In the Skin of Blanche Houellebecq extends and concludes the tribulations of the writer: after his kidnapping and a stay in Thalasso with Depardieu, Houellebecq is this time invited to Guadeloupe where a lookalike competition is held dedicated to him, chaired by by comedian Blanche Gardin. We kind of dreamed of these two meeting: the same depression in their eyes, the same indolent comedy. Both take on iconic status through a very French way of being in the world.

The bringing together of these two bodies is enough to provoke a visual comedy, the evidence of a strangely moving cinema duo. As always, Guillaume Nicloux organizes fiction based on raw material, the aura of these two artists and the reserve of absurd situations that their personalities inspire.

Portrait of Guadeloupe

It is in a leopard-print bathrobe that Gardin dares to address the novelist’s obsession with Islam, giving him wise advice: “Stop giving interviews, you are a fabulous writer, write books and shut your mouth . » Their interactions alone are enough to make the film work, Guillaume Nicloux knows this and organizes the emergence of their outbursts: he only discloses the content of the sequences and dialogues to a few actors, leaving plenty of room for improvisation and confidences. , to errors.

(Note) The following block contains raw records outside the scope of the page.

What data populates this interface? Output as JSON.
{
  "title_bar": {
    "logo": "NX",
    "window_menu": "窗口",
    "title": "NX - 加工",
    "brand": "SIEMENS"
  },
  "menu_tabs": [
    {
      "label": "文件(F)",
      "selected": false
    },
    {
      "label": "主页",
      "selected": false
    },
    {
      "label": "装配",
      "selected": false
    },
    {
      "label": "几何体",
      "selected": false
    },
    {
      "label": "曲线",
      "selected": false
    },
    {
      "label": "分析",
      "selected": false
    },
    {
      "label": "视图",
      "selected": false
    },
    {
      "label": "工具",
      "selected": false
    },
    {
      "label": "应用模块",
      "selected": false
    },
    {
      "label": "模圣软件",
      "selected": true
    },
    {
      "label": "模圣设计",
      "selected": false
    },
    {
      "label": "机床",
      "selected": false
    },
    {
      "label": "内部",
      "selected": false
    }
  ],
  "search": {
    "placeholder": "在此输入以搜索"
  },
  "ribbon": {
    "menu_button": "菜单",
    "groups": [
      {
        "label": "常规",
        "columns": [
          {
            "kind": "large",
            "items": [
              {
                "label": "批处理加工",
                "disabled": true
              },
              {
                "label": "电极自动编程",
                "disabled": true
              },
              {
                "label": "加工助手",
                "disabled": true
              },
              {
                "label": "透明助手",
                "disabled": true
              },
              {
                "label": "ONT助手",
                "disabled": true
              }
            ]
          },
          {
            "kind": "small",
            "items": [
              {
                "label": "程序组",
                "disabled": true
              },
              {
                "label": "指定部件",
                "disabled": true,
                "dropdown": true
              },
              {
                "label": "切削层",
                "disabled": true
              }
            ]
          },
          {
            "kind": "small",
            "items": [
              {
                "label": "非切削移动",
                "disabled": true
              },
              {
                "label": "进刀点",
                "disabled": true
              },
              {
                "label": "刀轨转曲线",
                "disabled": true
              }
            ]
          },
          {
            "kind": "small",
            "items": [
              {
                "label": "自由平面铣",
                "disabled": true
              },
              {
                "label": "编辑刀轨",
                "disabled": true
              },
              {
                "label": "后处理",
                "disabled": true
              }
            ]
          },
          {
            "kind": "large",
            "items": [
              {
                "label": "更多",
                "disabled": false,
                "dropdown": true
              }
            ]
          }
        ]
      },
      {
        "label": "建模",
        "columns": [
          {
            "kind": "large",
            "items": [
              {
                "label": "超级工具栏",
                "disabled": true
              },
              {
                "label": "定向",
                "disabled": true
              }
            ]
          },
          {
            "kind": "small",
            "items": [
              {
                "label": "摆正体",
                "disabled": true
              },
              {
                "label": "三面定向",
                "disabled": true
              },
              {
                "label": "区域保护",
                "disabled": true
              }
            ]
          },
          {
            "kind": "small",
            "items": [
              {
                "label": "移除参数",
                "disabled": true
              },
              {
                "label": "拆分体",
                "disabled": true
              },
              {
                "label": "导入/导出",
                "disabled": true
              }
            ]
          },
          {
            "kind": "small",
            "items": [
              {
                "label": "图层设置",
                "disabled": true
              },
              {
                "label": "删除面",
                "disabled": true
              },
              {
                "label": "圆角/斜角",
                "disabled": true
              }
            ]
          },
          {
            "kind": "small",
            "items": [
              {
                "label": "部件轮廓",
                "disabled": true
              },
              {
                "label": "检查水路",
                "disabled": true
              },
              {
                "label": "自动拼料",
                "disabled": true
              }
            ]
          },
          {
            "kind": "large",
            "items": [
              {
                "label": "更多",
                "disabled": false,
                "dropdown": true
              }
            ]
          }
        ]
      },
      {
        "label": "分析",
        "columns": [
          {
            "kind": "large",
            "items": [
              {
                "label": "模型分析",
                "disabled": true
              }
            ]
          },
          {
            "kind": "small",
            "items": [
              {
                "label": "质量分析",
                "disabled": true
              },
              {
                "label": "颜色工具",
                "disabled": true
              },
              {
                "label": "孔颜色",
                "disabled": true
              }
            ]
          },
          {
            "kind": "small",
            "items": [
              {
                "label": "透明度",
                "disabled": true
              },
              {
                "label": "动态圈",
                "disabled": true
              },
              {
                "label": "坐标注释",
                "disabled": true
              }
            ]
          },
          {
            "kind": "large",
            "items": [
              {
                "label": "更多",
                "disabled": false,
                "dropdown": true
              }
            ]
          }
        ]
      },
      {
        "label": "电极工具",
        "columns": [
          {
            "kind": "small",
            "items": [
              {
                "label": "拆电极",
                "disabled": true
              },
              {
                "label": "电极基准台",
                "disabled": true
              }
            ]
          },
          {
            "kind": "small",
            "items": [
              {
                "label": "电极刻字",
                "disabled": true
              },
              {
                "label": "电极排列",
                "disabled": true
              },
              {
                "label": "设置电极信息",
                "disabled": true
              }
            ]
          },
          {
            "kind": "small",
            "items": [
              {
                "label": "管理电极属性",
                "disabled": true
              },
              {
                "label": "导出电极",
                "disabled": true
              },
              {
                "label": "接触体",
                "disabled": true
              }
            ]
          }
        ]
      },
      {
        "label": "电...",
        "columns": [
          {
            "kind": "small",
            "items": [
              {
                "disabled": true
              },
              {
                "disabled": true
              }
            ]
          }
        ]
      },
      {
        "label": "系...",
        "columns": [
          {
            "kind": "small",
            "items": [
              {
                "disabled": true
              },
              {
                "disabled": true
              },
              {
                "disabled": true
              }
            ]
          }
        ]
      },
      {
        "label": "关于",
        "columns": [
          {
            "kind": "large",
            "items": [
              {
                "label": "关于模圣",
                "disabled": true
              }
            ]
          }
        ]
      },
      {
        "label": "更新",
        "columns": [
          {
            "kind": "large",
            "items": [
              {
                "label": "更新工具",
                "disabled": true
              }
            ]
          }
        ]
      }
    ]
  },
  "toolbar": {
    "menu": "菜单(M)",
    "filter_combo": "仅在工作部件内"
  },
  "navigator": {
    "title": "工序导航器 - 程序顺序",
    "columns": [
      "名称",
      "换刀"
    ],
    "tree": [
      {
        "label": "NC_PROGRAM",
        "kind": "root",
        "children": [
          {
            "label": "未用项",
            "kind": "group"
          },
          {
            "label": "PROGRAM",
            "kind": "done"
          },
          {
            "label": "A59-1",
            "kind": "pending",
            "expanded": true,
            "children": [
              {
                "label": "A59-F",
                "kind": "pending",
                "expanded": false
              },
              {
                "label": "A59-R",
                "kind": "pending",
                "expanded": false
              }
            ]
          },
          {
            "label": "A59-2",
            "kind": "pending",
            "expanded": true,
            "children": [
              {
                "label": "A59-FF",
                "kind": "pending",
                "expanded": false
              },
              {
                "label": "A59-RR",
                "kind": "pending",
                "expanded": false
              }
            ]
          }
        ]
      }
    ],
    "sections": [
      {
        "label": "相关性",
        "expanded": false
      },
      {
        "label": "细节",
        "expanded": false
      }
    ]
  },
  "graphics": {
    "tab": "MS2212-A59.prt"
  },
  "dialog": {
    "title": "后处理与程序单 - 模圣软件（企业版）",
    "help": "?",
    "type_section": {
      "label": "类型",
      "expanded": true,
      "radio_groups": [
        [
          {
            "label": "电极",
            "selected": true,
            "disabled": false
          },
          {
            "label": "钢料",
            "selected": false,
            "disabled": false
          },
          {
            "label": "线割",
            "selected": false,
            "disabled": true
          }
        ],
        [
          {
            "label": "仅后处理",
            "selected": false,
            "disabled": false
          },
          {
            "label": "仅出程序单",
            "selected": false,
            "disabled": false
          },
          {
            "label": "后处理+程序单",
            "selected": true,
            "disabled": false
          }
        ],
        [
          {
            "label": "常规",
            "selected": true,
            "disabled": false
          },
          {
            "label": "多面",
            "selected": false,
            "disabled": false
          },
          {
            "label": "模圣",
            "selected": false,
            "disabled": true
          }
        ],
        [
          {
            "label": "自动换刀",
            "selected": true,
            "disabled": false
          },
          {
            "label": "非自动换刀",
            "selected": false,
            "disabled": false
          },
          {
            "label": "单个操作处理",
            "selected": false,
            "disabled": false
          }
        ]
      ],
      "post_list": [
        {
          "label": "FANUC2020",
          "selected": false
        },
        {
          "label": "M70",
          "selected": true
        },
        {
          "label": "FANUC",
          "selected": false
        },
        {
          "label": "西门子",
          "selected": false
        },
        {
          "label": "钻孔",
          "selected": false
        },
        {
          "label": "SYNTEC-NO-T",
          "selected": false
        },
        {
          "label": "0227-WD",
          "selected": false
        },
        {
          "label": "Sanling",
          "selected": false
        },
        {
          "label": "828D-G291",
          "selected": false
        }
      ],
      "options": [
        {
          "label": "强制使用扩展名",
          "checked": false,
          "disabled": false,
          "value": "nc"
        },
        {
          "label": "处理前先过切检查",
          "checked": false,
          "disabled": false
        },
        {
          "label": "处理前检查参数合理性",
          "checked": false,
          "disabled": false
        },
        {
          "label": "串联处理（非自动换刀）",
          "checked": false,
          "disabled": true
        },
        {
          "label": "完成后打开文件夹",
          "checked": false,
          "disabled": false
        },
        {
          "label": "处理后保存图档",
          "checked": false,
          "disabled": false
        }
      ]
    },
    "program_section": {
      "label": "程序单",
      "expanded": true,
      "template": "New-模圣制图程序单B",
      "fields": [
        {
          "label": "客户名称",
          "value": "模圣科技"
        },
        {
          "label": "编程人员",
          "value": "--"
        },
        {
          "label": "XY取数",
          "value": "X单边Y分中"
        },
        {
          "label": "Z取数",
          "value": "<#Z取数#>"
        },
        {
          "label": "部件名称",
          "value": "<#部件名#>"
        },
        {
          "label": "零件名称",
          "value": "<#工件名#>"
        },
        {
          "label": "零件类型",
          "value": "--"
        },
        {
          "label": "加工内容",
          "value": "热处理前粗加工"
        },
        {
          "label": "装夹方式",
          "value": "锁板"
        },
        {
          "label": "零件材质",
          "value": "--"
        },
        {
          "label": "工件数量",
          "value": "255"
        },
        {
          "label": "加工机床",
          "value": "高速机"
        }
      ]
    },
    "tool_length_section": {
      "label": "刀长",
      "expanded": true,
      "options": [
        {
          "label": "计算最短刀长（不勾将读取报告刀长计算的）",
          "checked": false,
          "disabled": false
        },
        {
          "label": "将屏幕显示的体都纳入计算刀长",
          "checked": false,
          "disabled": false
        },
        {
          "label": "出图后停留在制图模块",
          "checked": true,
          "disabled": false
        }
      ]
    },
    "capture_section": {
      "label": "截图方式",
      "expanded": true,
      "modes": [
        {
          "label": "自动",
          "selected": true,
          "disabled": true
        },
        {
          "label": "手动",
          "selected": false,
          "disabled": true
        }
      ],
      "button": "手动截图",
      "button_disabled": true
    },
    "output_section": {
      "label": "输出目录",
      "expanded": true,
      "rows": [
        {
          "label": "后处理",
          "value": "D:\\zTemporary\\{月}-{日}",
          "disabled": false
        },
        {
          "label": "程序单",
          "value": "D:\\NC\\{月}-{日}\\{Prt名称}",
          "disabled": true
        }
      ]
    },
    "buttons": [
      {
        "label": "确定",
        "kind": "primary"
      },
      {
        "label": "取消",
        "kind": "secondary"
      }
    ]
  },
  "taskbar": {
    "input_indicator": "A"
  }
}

Michel Houellebecq and Blanche Gardin are used less as a totem than as a principle of chaos, which brings forth from the ground a parade of characters and events: a homosexual romance in a car, strange murders, a drug story, a lack of air conditioning which drives you crazy, a wonderfully distressing competition of lookalikes, natives reminding the whites of the metropolis of their hypocrisy – it is also a portrait of Guadeloupe which stands, between the chlordecone scandal and the return of the colonial repressed.